La crisi di coppia, la ricerca di una libertà illusoria, il ritorno a un paradiso primordiale. Stereotipi, ipocrisie e luoghi comuni. Una dimensione onirica della sessualità priva di limiti e di sovrastrtture. Diretto da Luigi Scattini, “La Ragazza Dalla Pelle Di Luna” (1972) è il film che rilancia con forza quel filone esotico-erotico anticipato dal cinico, beffardo e forse misogino “Bora Bora” (1968) di Ugo Liberatore, il cui obiettivo consisteva nel solleticare l’immaginario altrui e appagare il suo appetito voyeuristico. Un doppio binario che ha funzionato alla perfezione come traino per gli spettatori di allora e come veicolo turistico verso quel mondo incontaminato. Le isole Seychelles – collegate da un volo settimanale con Londra e Nairobi – rappresentavano una scappatoia dalla routine di un’epoca segnata dall’aumento dei divorzi, dalle battaglie per la legalizzazione dell’aborto, dall’avanzamento occupazionale femminile e dalla crisi del maschio.

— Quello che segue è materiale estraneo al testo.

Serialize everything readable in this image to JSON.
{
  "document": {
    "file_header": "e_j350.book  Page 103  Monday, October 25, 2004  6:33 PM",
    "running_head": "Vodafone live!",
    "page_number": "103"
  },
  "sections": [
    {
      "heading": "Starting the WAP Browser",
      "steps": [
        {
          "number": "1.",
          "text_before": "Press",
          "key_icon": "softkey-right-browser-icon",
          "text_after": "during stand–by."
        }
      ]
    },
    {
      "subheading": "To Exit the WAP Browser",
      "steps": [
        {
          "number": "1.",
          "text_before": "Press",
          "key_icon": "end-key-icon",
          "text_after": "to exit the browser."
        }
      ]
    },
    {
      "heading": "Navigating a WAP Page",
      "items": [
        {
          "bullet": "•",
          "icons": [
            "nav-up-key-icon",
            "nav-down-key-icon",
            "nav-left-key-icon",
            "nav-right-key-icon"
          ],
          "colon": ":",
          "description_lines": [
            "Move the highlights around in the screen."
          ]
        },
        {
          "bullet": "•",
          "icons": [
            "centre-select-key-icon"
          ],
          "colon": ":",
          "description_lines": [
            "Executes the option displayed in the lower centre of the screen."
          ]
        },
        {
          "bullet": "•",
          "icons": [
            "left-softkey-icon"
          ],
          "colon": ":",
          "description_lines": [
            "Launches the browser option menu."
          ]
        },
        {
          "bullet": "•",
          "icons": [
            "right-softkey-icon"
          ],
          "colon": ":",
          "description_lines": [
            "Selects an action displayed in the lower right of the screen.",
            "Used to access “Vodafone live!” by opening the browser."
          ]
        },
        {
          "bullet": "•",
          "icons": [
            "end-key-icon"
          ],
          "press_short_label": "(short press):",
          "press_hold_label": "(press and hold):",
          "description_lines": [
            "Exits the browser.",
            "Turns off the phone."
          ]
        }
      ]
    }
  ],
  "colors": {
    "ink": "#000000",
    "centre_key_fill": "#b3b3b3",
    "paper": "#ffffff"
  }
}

Memorabile lo score di Piero Umiliani. La ristampa de “La Ragazza Dalla Pelle Di Luna” (2016) a cura della Schema è introdotta dalle romantiche, Pelle Di Luna, con il coro de I Cantori Moderni Di Alessandroni, e La Ragazza Dalla Pelle Di Luna, con voce di Edda Dell’Orso. Quest’ultima vocalizza anche Addio All’Isola Felice per orchestra d’archi. Franco D’Andrea al pianoforte riprende in chiave jazz il precedente motivo in Tanto Tempo Fa. Il complesso di Gianni Basso e Oscar Valdambrini, solisti in Ricordandoti e in Nostalgia Dell’Isola, si esibisce in Mahé, una ripresa del tema iniziale. Medesimo compito affidato alla chitarra di Angelo Baroncini in Un’Isola Felice, mentre Seychelles, Isole Dimenticate ne ripropone la dimensione corale. Devastante l’interludio rock di Seyga-Seyga, alternativo alla malinconia de L’Ultima Spiaggia e ai tribalismi notturni di Stella Del Sud. Struggente Pelle Di Luna, con il fidato Antonello Vannucchi all’organo.